Krugman (2000), en Vendiendo Prosperidad, distingue dos clases
de economistas radicalmente distintos: los profesores y los vendedores
de política económica, los cuales darán,
por lo general, respuestas diferentes.
Los
profesores de economía consiguen elevar su reputación académica
publicando artículos en revistas científicas, de difícil lectura para el común
de las personas porque están comúnmente escritos en un denso lenguaje matemático y un denso lenguaje categorial y técnico propio de su disciplina.
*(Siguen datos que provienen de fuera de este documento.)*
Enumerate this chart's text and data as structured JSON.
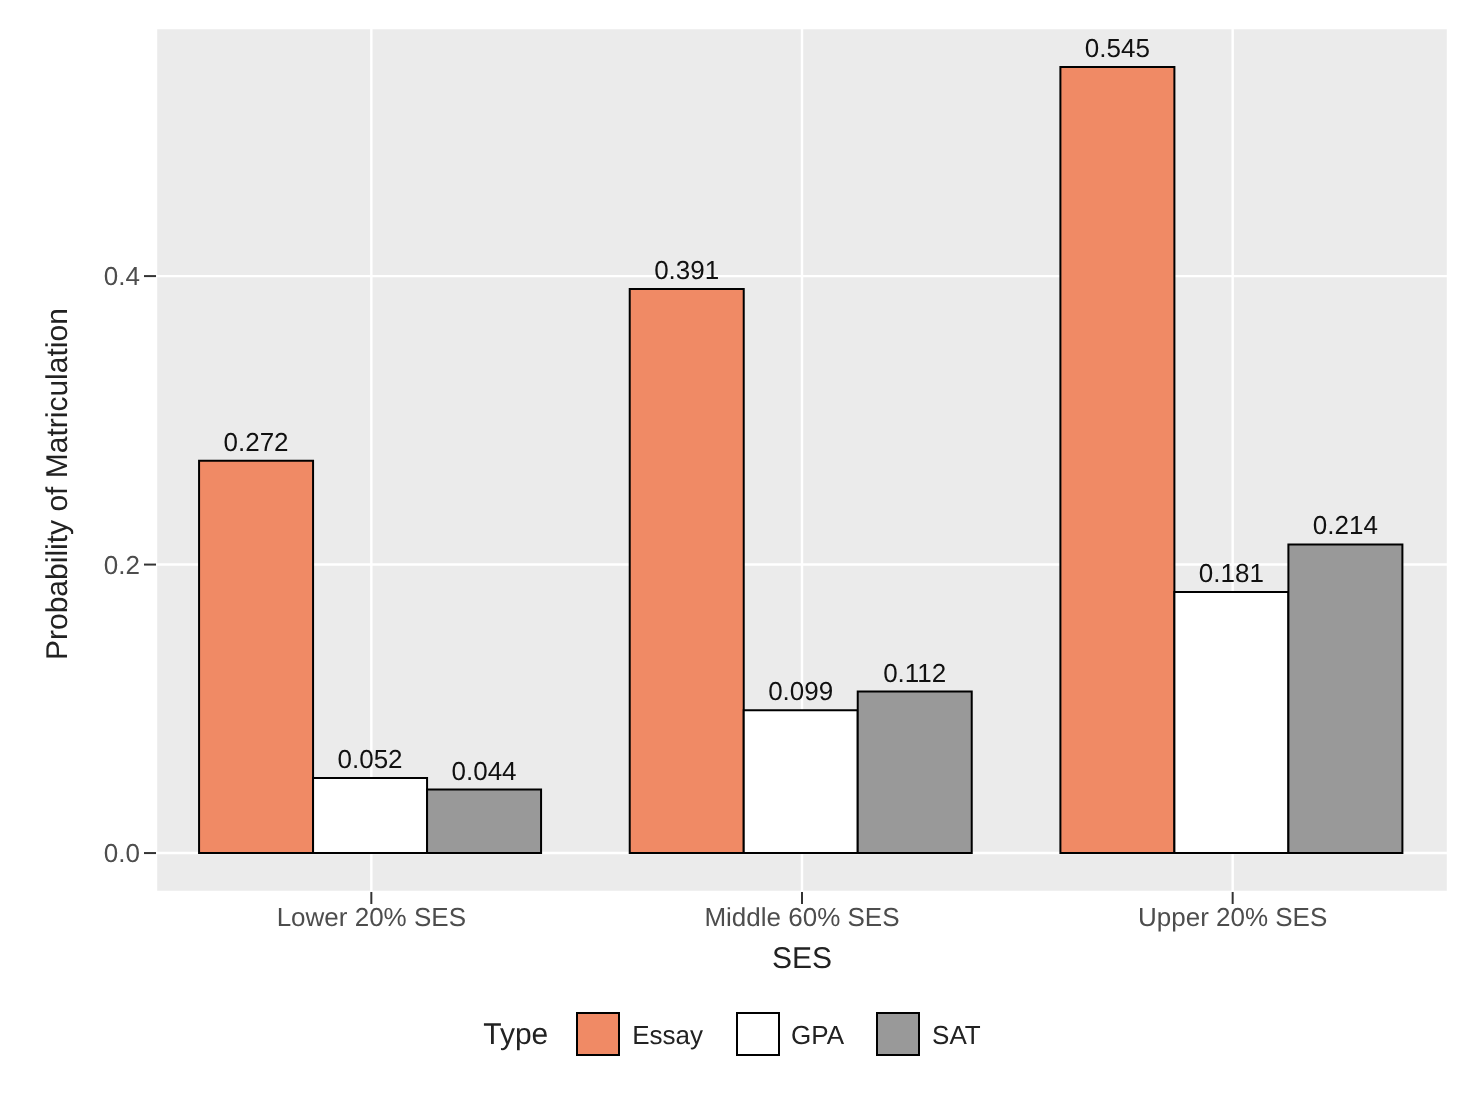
{
  "chart_data": {
    "type": "bar",
    "xlabel": "SES",
    "ylabel": "Probability of Matriculation",
    "legend_title": "Type",
    "categories": [
      "Lower 20% SES",
      "Middle 60% SES",
      "Upper 20% SES"
    ],
    "series": [
      {
        "name": "Essay",
        "color": "#f08a65",
        "values": [
          0.272,
          0.391,
          0.545
        ]
      },
      {
        "name": "GPA",
        "color": "#ffffff",
        "values": [
          0.052,
          0.099,
          0.181
        ]
      },
      {
        "name": "SAT",
        "color": "#999999",
        "values": [
          0.044,
          0.112,
          0.214
        ]
      }
    ],
    "ylim": [
      -0.027,
      0.572
    ],
    "yticks": [
      {
        "value": 0,
        "label": "0.0"
      },
      {
        "value": 0.2,
        "label": "0.2"
      },
      {
        "value": 0.4,
        "label": "0.4"
      }
    ],
    "grid": true,
    "legend": "bottom",
    "data_labels": true
  }
}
El
problema que tienen los profesores
para los políticos no es su incapacidad para comunicarse, sino su incapacidad
para decir lo que los políticos quieren (o necesitan) oír, sobre todo cuando
están tratando de arrebatar el poder a otros políticos: un profesor escribe para otros profesores.
Si diera la casualidad de que escribiera para un público más amplio,
independientemente de lo bien o sencillamente que escribiera, siempre tendría
en mente la reacción de sus colegas, lo cual le impediría decir cosas que
suenen bien.
El prestigio de un profesor puede elevarse desarrollando deslumbrantes ideas
originales o presentando pruebas definitivas de cómo funciona realmente la
economía, pero también un método más seguro es moverse en las teorías económicas más conocidas
entre los profesores, que tienden a ser las que mejor se prestan
a una elaboración ingeniosa sin
innovaciones fundamentales
vertiendo
el viejo vino añejo en odres nuevos, normalmente con etiquetas matemáticas más
elegantes.
Los
vendedores de políticas económicas, al igual que los profesores es un intelectual
profesional. Puede provenir del mundo académico, o de institutos de creación de
opinión pública, o de ambientes universitarios poco ortodoxos. También del
periodismo o del derecho. Pero lo que distingue a los vendedores de política económica no es tanto su procedencia sino
el lenguaje que utilizan y la audiencia a la que dirigen su discurso. Se
dirigen a una audiencia más amplia sin las inhibiciones del profesor. Ofrecen
diagnósticos inequívocos, dan respuestas fáciles, realizan predicciones
económicas sobre lo que va a ocurrir en los próximos meses, escriben y venden
libros para el público general, aparecen en los programas de televisión de las
primeras horas de la mañana y en los programas de debates de las noches y de
los fines de semana.
Resalta Krugman que los vendedores de política económica son
extraordinariamente útiles para el político: Constituyen una fuente de visiones que pueden transformar la
percepción que tienen los votantes de sus intereses. Pero sobre todo, en una
época de decepciones económicas, están dispuestos a sostener que saben cómo
hacer que retorne la magia. (Análisis de Viloria, 2007)
Se
trata de una visión tremendamente parcializada y radical del pensamiento
económico que prácticamente desvirtúa cualquier idea que no provenga del área académica.
Sin embargo y a pesar de estar inspirado en el contexto norteamericano de la época,
no deja de tener validez para la Venezuela de hoy.